After studying composition in Paris with Vincent d’Indy and in Cleveland with
Ernest Bloch, he took a job as a teacher at Barnard College in 1926
and
was named head of the music department in 1940,
until he retired in 1962.
Many of his works are based on American literature or historical figures,
including the orchestral piece The
Pageant of P.T. Barnum
(1924)
and the operas The
Headless Horseman
(1936)
and The
Devil and Daniel Webster
(1938).
The
Ballad of Baby Doe (1956)
is based on the lives of silver baron Horace Tabor, his first wife, Augusta, and
his second wife, “Baby” Lizzie Doe.

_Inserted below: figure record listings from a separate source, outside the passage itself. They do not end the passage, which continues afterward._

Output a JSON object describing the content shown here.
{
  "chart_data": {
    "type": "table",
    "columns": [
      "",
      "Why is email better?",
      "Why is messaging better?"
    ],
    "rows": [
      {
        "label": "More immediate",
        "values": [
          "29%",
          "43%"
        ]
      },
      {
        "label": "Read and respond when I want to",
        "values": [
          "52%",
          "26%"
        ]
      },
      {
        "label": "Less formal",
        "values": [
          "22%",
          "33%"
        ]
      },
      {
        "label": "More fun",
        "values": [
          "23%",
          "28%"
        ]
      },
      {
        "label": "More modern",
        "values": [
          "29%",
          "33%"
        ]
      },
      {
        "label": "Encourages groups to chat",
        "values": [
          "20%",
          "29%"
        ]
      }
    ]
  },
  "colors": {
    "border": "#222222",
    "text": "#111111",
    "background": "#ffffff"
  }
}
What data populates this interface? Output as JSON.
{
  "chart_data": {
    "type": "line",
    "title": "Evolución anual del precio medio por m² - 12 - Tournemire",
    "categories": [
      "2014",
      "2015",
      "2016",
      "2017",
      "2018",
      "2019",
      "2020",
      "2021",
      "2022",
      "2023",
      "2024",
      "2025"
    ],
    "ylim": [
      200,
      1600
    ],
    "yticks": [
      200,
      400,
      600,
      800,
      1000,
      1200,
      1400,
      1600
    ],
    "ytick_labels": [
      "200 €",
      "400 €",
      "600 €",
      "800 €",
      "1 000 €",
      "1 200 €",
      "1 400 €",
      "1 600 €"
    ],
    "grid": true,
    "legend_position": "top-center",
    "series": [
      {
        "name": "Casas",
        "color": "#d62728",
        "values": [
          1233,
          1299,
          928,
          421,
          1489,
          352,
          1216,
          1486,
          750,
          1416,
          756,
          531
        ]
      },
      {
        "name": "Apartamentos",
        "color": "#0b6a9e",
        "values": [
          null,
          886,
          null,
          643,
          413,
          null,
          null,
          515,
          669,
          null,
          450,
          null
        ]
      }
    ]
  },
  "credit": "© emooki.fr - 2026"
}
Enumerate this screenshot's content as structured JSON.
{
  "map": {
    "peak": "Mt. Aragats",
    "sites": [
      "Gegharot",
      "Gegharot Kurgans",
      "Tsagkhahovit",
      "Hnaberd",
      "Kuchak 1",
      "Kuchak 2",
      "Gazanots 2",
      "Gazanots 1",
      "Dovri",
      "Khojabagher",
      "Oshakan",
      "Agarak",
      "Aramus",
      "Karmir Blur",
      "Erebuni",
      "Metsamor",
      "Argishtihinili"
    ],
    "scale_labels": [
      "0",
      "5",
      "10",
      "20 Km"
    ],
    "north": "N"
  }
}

Although the opera is named for Baby
Doe, it centers on Horace, starting at the peak of his wealth and power when he
meets Baby, the estranged wife of a miner, to their subsequent divorces and
marriage to each other, to the loss of Horace’s fortune and Horace’s death
in Baby Doe’s arms. Commissioned by Colorado’s Central City Opera House
Association and with a libretto by John Latouche, the opera offers
well-developed and complex characters, with Horace Tabor emerging as a man both
proud and vulnerable. Horace sings “Warm as the Autumn Light” to Baby Doe
the evening they first meet—it is the beginning of their romance.